Other Books by Srila Prabhupada

Nectar of Instruction

Following in the footsteps of the six Gosvāmīs of Vṛndāvana, all svāmīs and gosvāmīs should fully engage in the transcendental loving service of the Lord. As opposed to this, the go-dāsas engage in the service of the senses or in the service of the material world. They have no other engagement. Prahlāda Mahārāja has further described the go-dāsa as adānta-go, which refers to one whose senses are not controlled. An adānta-go cannot become a servant of Kṛṣṇa.

A sober person who can tolerate the urge to speak, the mind's demands, the actions of anger and the urges of the tongue, belly and genitals is qualified to make disciples all over the world.

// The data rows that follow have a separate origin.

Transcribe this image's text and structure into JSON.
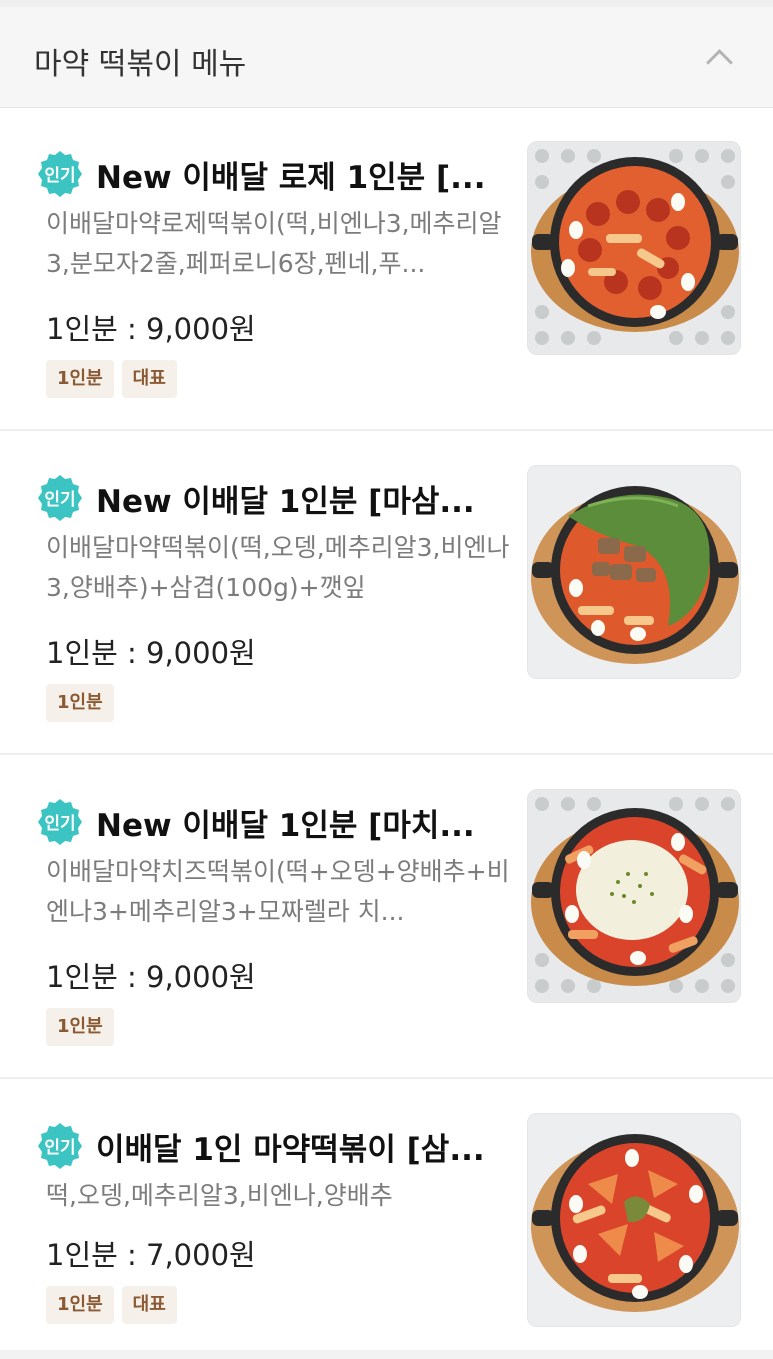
{
  "section": {
    "title": "마약 떡볶이 메뉴"
  },
  "items": [
    {
      "badge": "인기",
      "title": "New 이배달 로제 1인분 [...",
      "description": "이배달마약로제떡볶이(떡,비엔나3,메추리알3,분모자2줄,페퍼로니6장,펜네,푸...",
      "price": "1인분 : 9,000원",
      "tags": [
        "1인분",
        "대표"
      ],
      "image": "rose-tteokbokki-photo"
    },
    {
      "badge": "인기",
      "title": "New 이배달 1인분 [마삼...",
      "description": "이배달마약떡볶이(떡,오뎅,메추리알3,비엔나3,양배추)+삼겹(100g)+깻잎",
      "price": "1인분 : 9,000원",
      "tags": [
        "1인분"
      ],
      "image": "pork-belly-tteokbokki-photo"
    },
    {
      "badge": "인기",
      "title": "New 이배달 1인분 [마치...",
      "description": "이배달마약치즈떡볶이(떡+오뎅+양배추+비엔나3+메추리알3+모짜렐라 치...",
      "price": "1인분 : 9,000원",
      "tags": [
        "1인분"
      ],
      "image": "cheese-tteokbokki-photo"
    },
    {
      "badge": "인기",
      "title": "이배달 1인 마약떡볶이 [삼...",
      "description": "떡,오뎅,메추리알3,비엔나,양배추",
      "price": "1인분 : 7,000원",
      "tags": [
        "1인분",
        "대표"
      ],
      "image": "classic-tteokbokki-photo"
    }
  ],
  "colors": {
    "badge": "#3cc4c3",
    "tag_bg": "#f5f0ea",
    "tag_text": "#8b5a32",
    "sauce": "#d9442b",
    "pan": "#2b2b2b",
    "board": "#c98b4a"
  }
}
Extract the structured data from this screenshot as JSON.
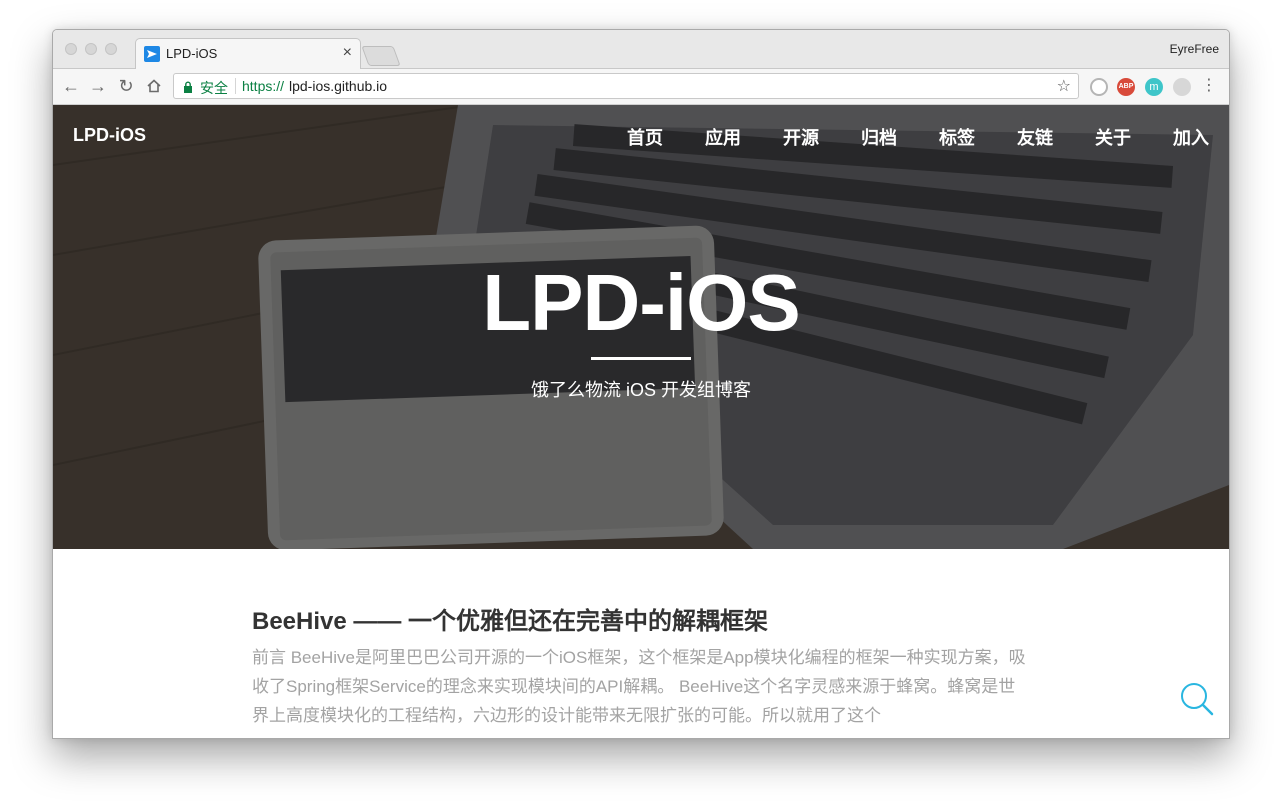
{
  "browser": {
    "tab_title": "LPD-iOS",
    "profile_name": "EyreFree",
    "secure_label": "安全",
    "url_scheme": "https://",
    "url_host": "lpd-ios.github.io",
    "extensions": [
      "ABP",
      "m"
    ]
  },
  "site": {
    "brand": "LPD-iOS",
    "nav": [
      "首页",
      "应用",
      "开源",
      "归档",
      "标签",
      "友链",
      "关于",
      "加入"
    ],
    "hero_title": "LPD-iOS",
    "hero_subtitle": "饿了么物流 iOS 开发组博客"
  },
  "post": {
    "title": "BeeHive —— 一个优雅但还在完善中的解耦框架",
    "excerpt": "前言 BeeHive是阿里巴巴公司开源的一个iOS框架，这个框架是App模块化编程的框架一种实现方案，吸收了Spring框架Service的理念来实现模块间的API解耦。 BeeHive这个名字灵感来源于蜂窝。蜂窝是世界上高度模块化的工程结构，六边形的设计能带来无限扩张的可能。所以就用了这个"
  },
  "colors": {
    "secure_green": "#0b8043",
    "accent_cyan": "#29b6e0",
    "abp_red": "#d84a3a",
    "m_teal": "#3ec5c9"
  }
}
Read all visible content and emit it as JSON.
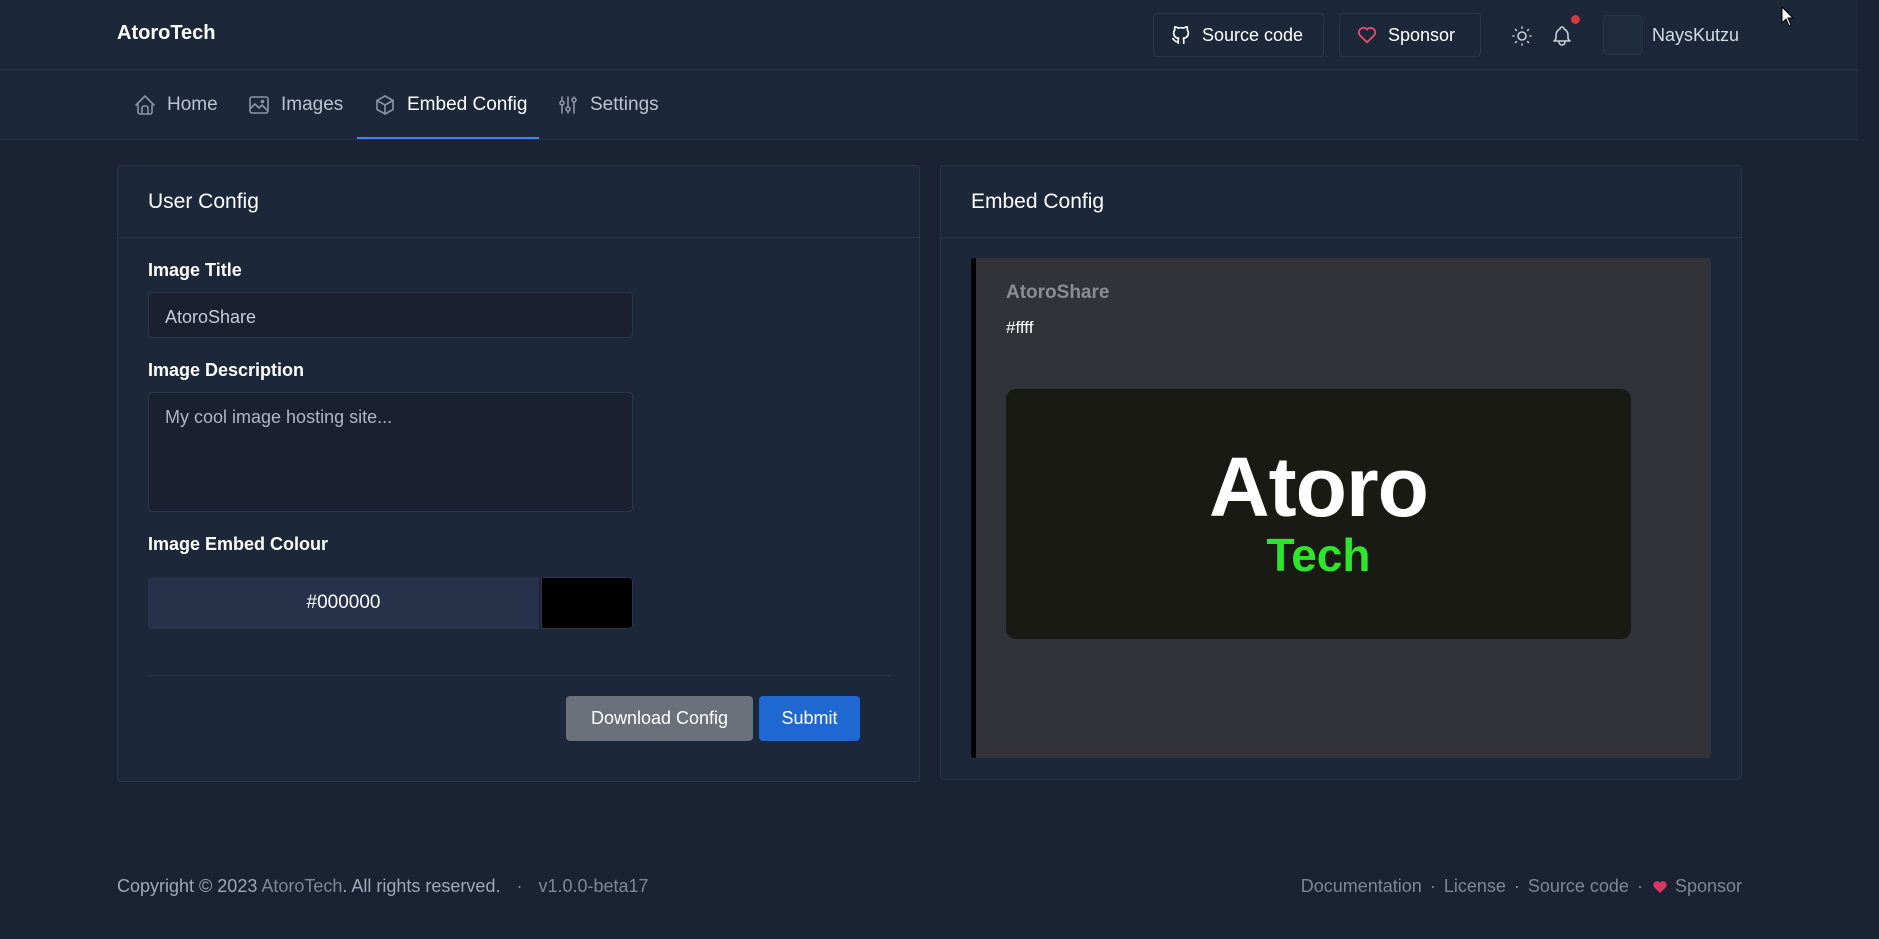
{
  "header": {
    "brand": "AtoroTech",
    "source_code_label": "Source code",
    "sponsor_label": "Sponsor",
    "username": "NaysKutzu"
  },
  "nav": {
    "tabs": [
      {
        "label": "Home",
        "icon": "home-icon"
      },
      {
        "label": "Images",
        "icon": "image-icon"
      },
      {
        "label": "Embed Config",
        "icon": "cube-icon",
        "active": true
      },
      {
        "label": "Settings",
        "icon": "sliders-icon"
      }
    ]
  },
  "user_config": {
    "title": "User Config",
    "image_title_label": "Image Title",
    "image_title_value": "AtoroShare",
    "image_description_label": "Image Description",
    "image_description_placeholder": "My cool image hosting site...",
    "embed_colour_label": "Image Embed Colour",
    "embed_colour_value": "#000000",
    "download_label": "Download Config",
    "submit_label": "Submit"
  },
  "embed_config": {
    "title": "Embed Config",
    "preview_title": "AtoroShare",
    "preview_description": "#ffff",
    "logo_line1": "Atoro",
    "logo_line2": "Tech",
    "accent_color": "#000000"
  },
  "footer": {
    "copyright_prefix": "Copyright © 2023",
    "copyright_brand": "AtoroTech",
    "copyright_suffix": ". All rights reserved.",
    "version": "v1.0.0-beta17",
    "links": [
      "Documentation",
      "License",
      "Source code",
      "Sponsor"
    ]
  }
}
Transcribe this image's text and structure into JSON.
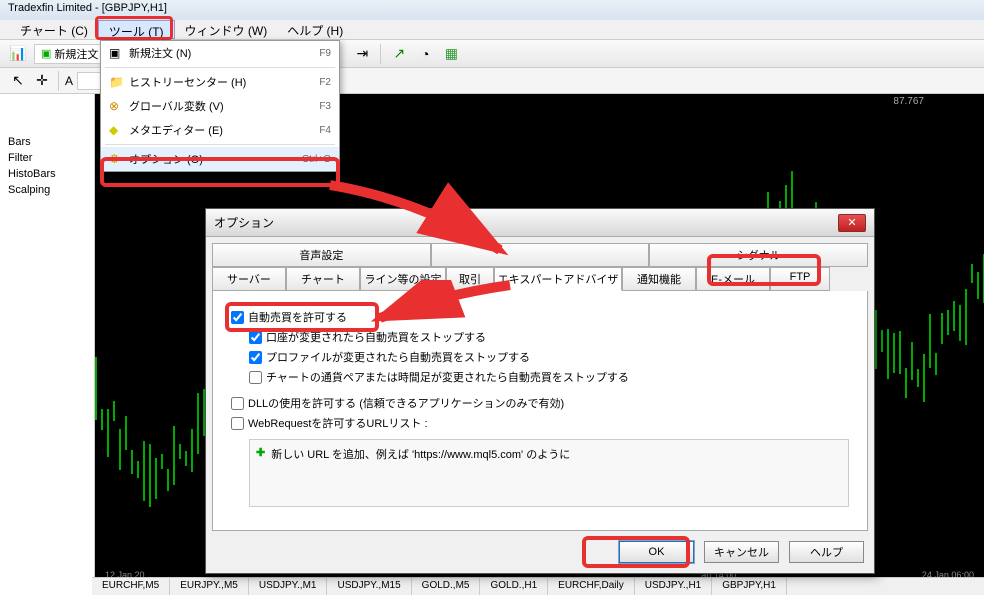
{
  "title": "Tradexfin Limited - [GBPJPY,H1]",
  "menu": {
    "chart": "チャート (C)",
    "tools": "ツール (T)",
    "window": "ウィンドウ (W)",
    "help": "ヘルプ (H)"
  },
  "toolbar": {
    "newOrder": "新規注文"
  },
  "sidebar": {
    "items": [
      "Bars",
      "Filter",
      "HistoBars",
      "Scalping"
    ]
  },
  "chart": {
    "rate": "87.767",
    "t1": "12 Jan 20",
    "t2": "an 14:00",
    "t3": "24 Jan 06:00"
  },
  "dropdown": {
    "newOrder": {
      "label": "新規注文 (N)",
      "shortcut": "F9"
    },
    "history": {
      "label": "ヒストリーセンター (H)",
      "shortcut": "F2"
    },
    "global": {
      "label": "グローバル変数 (V)",
      "shortcut": "F3"
    },
    "meta": {
      "label": "メタエディター (E)",
      "shortcut": "F4"
    },
    "options": {
      "label": "オプション (O)",
      "shortcut": "Ctrl+O"
    }
  },
  "dialog": {
    "title": "オプション",
    "tabs1": [
      "音声設定",
      "",
      "シグナル"
    ],
    "tabs2": [
      "サーバー",
      "チャート",
      "ライン等の設定",
      "取引",
      "エキスパートアドバイザ",
      "通知機能",
      "E-メール",
      "FTP"
    ],
    "checks": {
      "allow": "自動売買を許可する",
      "stopAccount": "口座が変更されたら自動売買をストップする",
      "stopProfile": "プロファイルが変更されたら自動売買をストップする",
      "stopChart": "チャートの通貨ペアまたは時間足が変更されたら自動売買をストップする",
      "dll": "DLLの使用を許可する (信頼できるアプリケーションのみで有効)",
      "web": "WebRequestを許可するURLリスト :"
    },
    "urlHint": "新しい URL を追加、例えば 'https://www.mql5.com' のように",
    "buttons": {
      "ok": "OK",
      "cancel": "キャンセル",
      "help": "ヘルプ"
    }
  },
  "statusTabs": [
    "EURCHF,M5",
    "EURJPY.,M5",
    "USDJPY.,M1",
    "USDJPY.,M15",
    "GOLD.,M5",
    "GOLD.,H1",
    "EURCHF,Daily",
    "USDJPY.,H1",
    "GBPJPY,H1"
  ]
}
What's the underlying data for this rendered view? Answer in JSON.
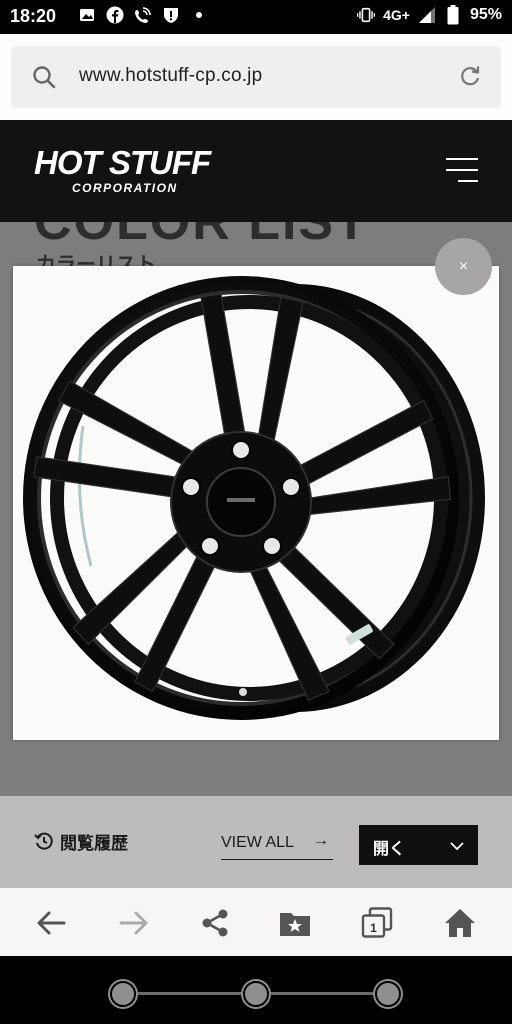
{
  "status_bar": {
    "time": "18:20",
    "network": "4G+",
    "battery": "95%",
    "icons": [
      "image-icon",
      "facebook-icon",
      "wifi-calling-icon",
      "alert-icon",
      "dot-icon",
      "vibrate-icon",
      "signal-icon",
      "battery-icon"
    ]
  },
  "browser": {
    "url": "www.hotstuff-cp.co.jp"
  },
  "site_header": {
    "logo_main": "HOT STUFF",
    "logo_sub": "CORPORATION"
  },
  "page": {
    "heading": "COLOR LIST",
    "subheading": "カラーリスト"
  },
  "modal": {
    "close_label": "×",
    "image": "black-alloy-wheel-image"
  },
  "history_bar": {
    "label": "閲覧履歴",
    "view_all": "VIEW ALL",
    "view_all_arrow": "→",
    "open_label": "開く"
  },
  "colors": {
    "header_bg": "#141210",
    "overlay_bg": "#7e7d7b",
    "history_bg": "#bdbcba",
    "button_dark": "#0f0f0f"
  }
}
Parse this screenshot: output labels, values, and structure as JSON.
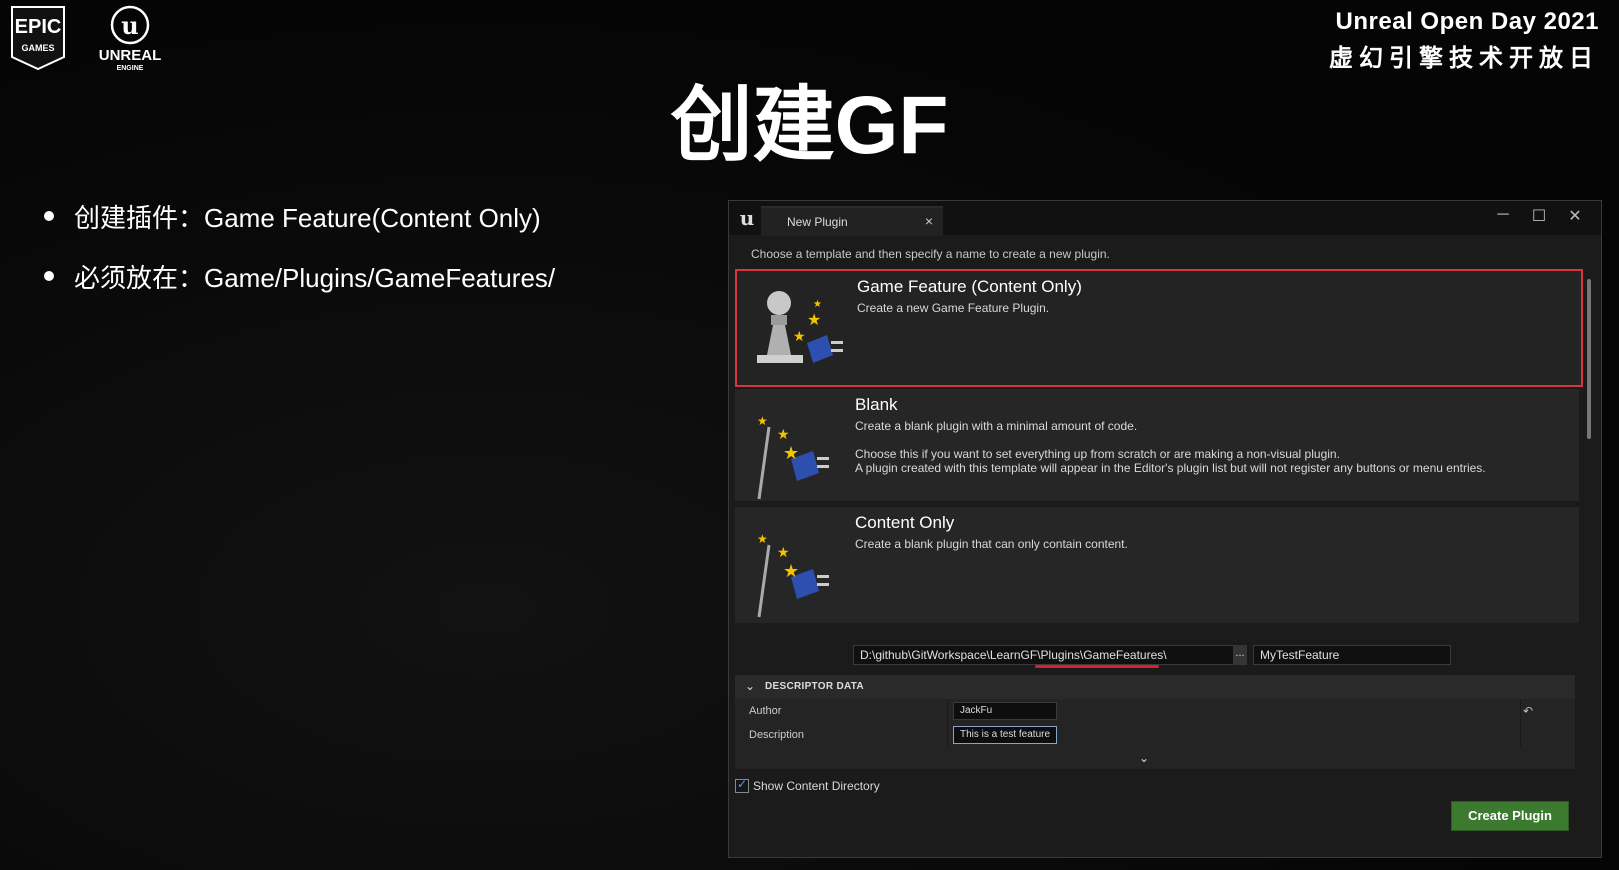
{
  "branding": {
    "epic_line1": "EPIC",
    "epic_line2": "GAMES",
    "unreal_line1": "UNREAL",
    "unreal_line2": "ENGINE",
    "event_line1": "Unreal Open Day 2021",
    "event_line2": "虚幻引擎技术开放日"
  },
  "slide": {
    "title": "创建GF",
    "bullets": [
      {
        "text": "创建插件：Game Feature(Content Only)"
      },
      {
        "text": "必须放在：Game/Plugins/GameFeatures/"
      }
    ]
  },
  "dialog": {
    "tab_label": "New Plugin",
    "tab_close": "×",
    "window_controls": [
      "─",
      "☐",
      "✕"
    ],
    "instruction": "Choose a template and then specify a name to create a new plugin.",
    "templates": [
      {
        "title": "Game Feature (Content Only)",
        "description": "Create a new Game Feature Plugin.",
        "extra_lines": [],
        "icon": "pawn-plugin-icon",
        "selected": true
      },
      {
        "title": "Blank",
        "description": "Create a blank plugin with a minimal amount of code.",
        "extra_lines": [
          "Choose this if you want to set everything up from scratch or are making a non-visual plugin.",
          "A plugin created with this template will appear in the Editor's plugin list but will not register any buttons or menu entries."
        ],
        "icon": "wand-plugin-icon",
        "selected": false
      },
      {
        "title": "Content Only",
        "description": "Create a blank plugin that can only contain content.",
        "extra_lines": [],
        "icon": "wand-plugin-icon",
        "selected": false
      }
    ],
    "path_value": "D:\\github\\GitWorkspace\\LearnGF\\Plugins\\GameFeatures\\",
    "browse_label": "...",
    "plugin_name_value": "MyTestFeature",
    "descriptor_header": "DESCRIPTOR DATA",
    "author_label": "Author",
    "author_value": "JackFu",
    "description_label": "Description",
    "description_value": "This is a test feature",
    "show_content_label": "Show Content Directory",
    "show_content_checked": true,
    "create_button": "Create Plugin",
    "colors": {
      "selection_border": "#d8343f",
      "create_button": "#3c7a30",
      "checkmark": "#4a9cff"
    }
  }
}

As far as the urges of the genitals are concerned, there are two—proper and improper, or legal and illicit sex. When a man is properly mature, he can marry according to the rules and regulations of the śāstras and use his genitals for begetting nice children. That is legal and religious. Otherwise, he may adopt many artificial means to satisfy the demands of the genitals, and he may not use any restraint. When one indulges in illicit sex life, as defined by the śāstras, either by thinking, planning, talking about or actually having sexual intercourse, or by satisfying the genitals by artificial means, he is caught in the clutches of māyā. These instructions apply not only to householders but also to tyāgīs, or those who are in the renounced order of life. In his book Prema-vivarta, Chapter Seven, Śrī Jagadānanda Paṇḍita says:

vairāgī bhāi grāmya-kathā nā śunibe kāne
grāmya-vārtā nā kahibe yabe milibe āne
svapane o nā kara bhāi strī-sambhāṣaṇa
gṛhe strī chāḍiyā bhāi āsiyācha vana
yadi cāha praṇaya rākhite gaurāṅgera sane
choṭa haridāsera kathā thāke yena mane
bhāla nā khāibe āra bhāla nā paribe
hṛdayete rādhā-kṛṣṇa sarvadā sevibe

"My dear brother, you are in the renounced order of life and should not listen to talk about ordinary worldly things, nor should you talk about worldly things when you meet with others. Do not think of women even in dreams. You have accepted the renounced order of life with a vow that forbids you to associate with women. If you wish to associate with Caitanya Mahāprabhu, you must always remember the incident of Choṭa Haridāsa and how he was rejected by the Lord. Do not eat luxurious dishes or dress in fine garments, but always remain humble and serve Their Lordships Śrī Śrī Rādhā-Kṛṣṇa in your heart of hearts."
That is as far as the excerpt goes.